# cw series



## mklo (Mar 6, 2010)

Has any had any problems with the cw9 cw40?


----------



## tomwalshco (Aug 20, 2009)

Got a new CW9 about 3 weeks ago. Perfect performance except for once when I tried a slingshot load of a full mag. Book says to do it starting with slide locked back. I know why, too. Full mag and the top round is a little unstable. May point down when slapped into a closed slide and may not recover in time to feed into chamber. With the slide open the top round will point up like it should and slide in there when you drop the slide....

I love mine. As accurate as my Beretta 92FS with a 5" barrel.

Just bought a P380. Will be here end of the week. Hard to come by, so are the PM9s.


----------



## Glenn-SC (Sep 6, 2009)

I saw a used PM9 at a gun show this weekend, asking price was $625.
Ouch.


----------



## ShinerJohn (Feb 21, 2010)

I've had my CW9 for almost 2 years. After the 200 round breakin, I've not had one problem with it. Love it!!


----------



## mklo (Mar 6, 2010)

i am looking for a to carry concealed and i have been told a great gun and just wanted to hear what people have to say that own one. thanks for the info, if i can find one in 9mm im getting it.


----------



## ShinerJohn (Feb 21, 2010)

mklo,
When you get yours, send about 200 rounds of FMJ cown range. That will break it in properly. The manual will tell you to lock the slide, insert the loaded mag, and use the slide lock release to chamber a round. That truly is the best way to chamber a round. I use MagTech 124gr Guardian Gold JHP for self defense. Remington Golden Sabre would work well also.

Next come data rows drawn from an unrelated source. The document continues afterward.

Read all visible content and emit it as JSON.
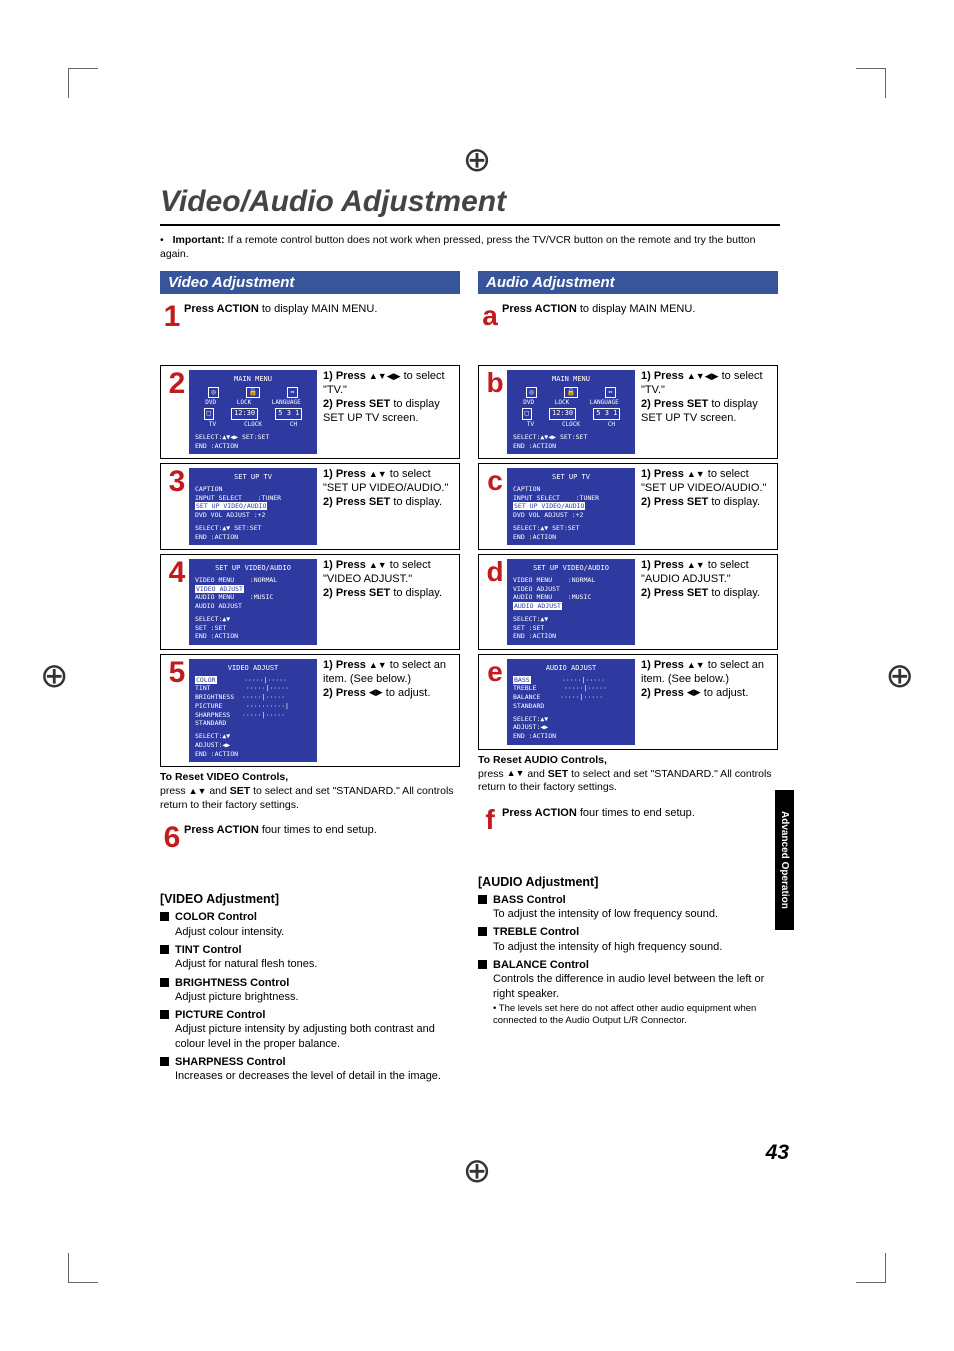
{
  "title": "Video/Audio Adjustment",
  "important": {
    "label": "Important:",
    "text": "If a remote control button does not work when pressed, press the TV/VCR button on the remote and try the button again."
  },
  "colors": {
    "heading_bg": "#38559b",
    "step_num": "#c21b1e",
    "screen_bg": "#2f3aa0"
  },
  "page_number": "43",
  "side_tab": "Advanced Operation",
  "video": {
    "heading": "Video Adjustment",
    "steps": [
      {
        "n": "1",
        "text_html": "<b>Press ACTION</b> to display MAIN MENU."
      },
      {
        "n": "2",
        "screen": "main_menu",
        "text_html": "<b>1)&nbsp;Press</b> <span class='tri'>▲▼◀▶</span> to select \"TV.\"<br><b>2)&nbsp;Press SET</b> to display SET UP TV screen."
      },
      {
        "n": "3",
        "screen": "setup_tv",
        "text_html": "<b>1)&nbsp;Press</b> <span class='tri'>▲▼</span> to select \"SET UP VIDEO/AUDIO.\"<br><b>2)&nbsp;Press SET</b> to display."
      },
      {
        "n": "4",
        "screen": "setup_va_v",
        "text_html": "<b>1)&nbsp;Press</b> <span class='tri'>▲▼</span> to select \"VIDEO ADJUST.\"<br><b>2)&nbsp;Press SET</b> to display."
      },
      {
        "n": "5",
        "screen": "video_adj",
        "text_html": "<b>1)&nbsp;Press</b> <span class='tri'>▲▼</span> to select an item. (See below.)<br><b>2)&nbsp;Press</b> <span class='tri'>◀▶</span> to adjust."
      },
      {
        "n": "6",
        "text_html": "<b>Press ACTION</b> four times to end setup."
      }
    ],
    "reset": {
      "head": "To Reset VIDEO Controls,",
      "body": "press <span class='tri'>▲▼</span> and <b>SET</b> to select and set \"STANDARD.\" All controls return to their factory settings."
    },
    "sub_head": "[VIDEO Adjustment]",
    "items": [
      {
        "h": "COLOR Control",
        "t": "Adjust colour intensity."
      },
      {
        "h": "TINT Control",
        "t": "Adjust for natural flesh tones."
      },
      {
        "h": "BRIGHTNESS Control",
        "t": "Adjust picture brightness."
      },
      {
        "h": "PICTURE Control",
        "t": "Adjust picture intensity by adjusting both contrast and colour level in the proper balance."
      },
      {
        "h": "SHARPNESS Control",
        "t": "Increases or decreases the level of detail in the image."
      }
    ]
  },
  "audio": {
    "heading": "Audio Adjustment",
    "steps": [
      {
        "n": "a",
        "text_html": "<b>Press ACTION</b> to display MAIN MENU."
      },
      {
        "n": "b",
        "screen": "main_menu",
        "text_html": "<b>1)&nbsp;Press</b> <span class='tri'>▲▼◀▶</span> to select \"TV.\"<br><b>2)&nbsp;Press SET</b> to display SET UP TV screen."
      },
      {
        "n": "c",
        "screen": "setup_tv",
        "text_html": "<b>1)&nbsp;Press</b> <span class='tri'>▲▼</span> to select \"SET UP VIDEO/AUDIO.\"<br><b>2)&nbsp;Press SET</b> to display."
      },
      {
        "n": "d",
        "screen": "setup_va_a",
        "text_html": "<b>1)&nbsp;Press</b> <span class='tri'>▲▼</span> to select \"AUDIO ADJUST.\"<br><b>2)&nbsp;Press SET</b> to display."
      },
      {
        "n": "e",
        "screen": "audio_adj",
        "text_html": "<b>1)&nbsp;Press</b> <span class='tri'>▲▼</span> to select an item. (See below.)<br><b>2)&nbsp;Press</b> <span class='tri'>◀▶</span> to adjust."
      },
      {
        "n": "f",
        "text_html": "<b>Press ACTION</b> four times to end setup."
      }
    ],
    "reset": {
      "head": "To Reset AUDIO Controls,",
      "body": "press <span class='tri'>▲▼</span> and <b>SET</b> to select and set \"STANDARD.\" All controls return to their factory settings."
    },
    "sub_head": "[AUDIO Adjustment]",
    "items": [
      {
        "h": "BASS Control",
        "t": "To adjust the intensity of low frequency sound."
      },
      {
        "h": "TREBLE Control",
        "t": "To adjust the intensity of high frequency sound."
      },
      {
        "h": "BALANCE Control",
        "t": "Controls the difference in audio level between the left or right speaker.",
        "sub": "The levels set here do not affect other audio equipment when connected to the Audio Output L/R Connector."
      }
    ]
  },
  "screens": {
    "main_menu": {
      "title": "MAIN MENU",
      "icon_row1": [
        "◎",
        "🔒",
        "⇔"
      ],
      "lbl_row1": [
        "DVD",
        "LOCK",
        "LANGUAGE"
      ],
      "icon_row2": [
        "□",
        "12:30",
        "5 3 1"
      ],
      "lbl_row2": [
        "TV",
        "CLOCK",
        "CH"
      ],
      "bottom": "SELECT:▲▼◀▶  SET:SET\nEND   :ACTION"
    },
    "setup_tv": {
      "title": "SET UP TV",
      "lines": [
        "CAPTION",
        "INPUT SELECT    :TUNER",
        "<hl>SET UP VIDEO/AUDIO</hl>",
        "DVD VOL ADJUST :+2"
      ],
      "bottom": "SELECT:▲▼     SET:SET\nEND   :ACTION"
    },
    "setup_va_v": {
      "title": "SET UP VIDEO/AUDIO",
      "lines": [
        "VIDEO MENU    :NORMAL",
        "<hl>VIDEO ADJUST</hl>",
        "AUDIO MENU    :MUSIC",
        "AUDIO ADJUST"
      ],
      "bottom": "SELECT:▲▼\nSET   :SET\nEND   :ACTION"
    },
    "setup_va_a": {
      "title": "SET UP VIDEO/AUDIO",
      "lines": [
        "VIDEO MENU    :NORMAL",
        "VIDEO ADJUST",
        "AUDIO MENU    :MUSIC",
        "<hl>AUDIO ADJUST</hl>"
      ],
      "bottom": "SELECT:▲▼\nSET   :SET\nEND   :ACTION"
    },
    "video_adj": {
      "title": "VIDEO ADJUST",
      "lines": [
        "<hl>COLOR</hl>       ·····|·····",
        "TINT         ·····|·····",
        "BRIGHTNESS  ·····|·····",
        "PICTURE      ··········|",
        "SHARPNESS   ·····|·····",
        "STANDARD"
      ],
      "bottom": "SELECT:▲▼\nADJUST:◀▶\nEND   :ACTION"
    },
    "audio_adj": {
      "title": "AUDIO ADJUST",
      "lines": [
        "<hl>BASS</hl>        ·····|·····",
        "TREBLE       ·····|·····",
        "BALANCE     ·····|·····",
        "STANDARD"
      ],
      "bottom": "SELECT:▲▼\nADJUST:◀▶\nEND   :ACTION"
    }
  }
}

Let us know when you get yours and how you like it.


----------



## ken2925 (Jan 21, 2010)

I have had no problems with my CW9. I'm not the best shot but I can do pretty fair with accuracy up to about 15 yards. I would recommend a Kahr and give it two thumbs up IMHO.


----------



## recoilguy (Apr 30, 2009)

I carry my Kahr CW9 everyday of the week. It is a great little gun and is very reliable. I hope you like yours nearly as much as I like mine. I recomend them to anyone looking for a good CCW 9mm

RCG


----------



## mklo (Mar 6, 2010)

how is the recoil on them? i think i have to get the cw40 because i cant find any 9s and everyone says they dont know how long they can get any.


----------



## ShinerJohn (Feb 21, 2010)

I don't perceive the CW9 recoil to be bad at all. All of the CW series are very light pistols. I would expect the recoil on a CW40 to be considerably more noticeable. But then again, I'm not a fan of the 40 S&W caliber. I would wait for a CW9. But that's just me...


----------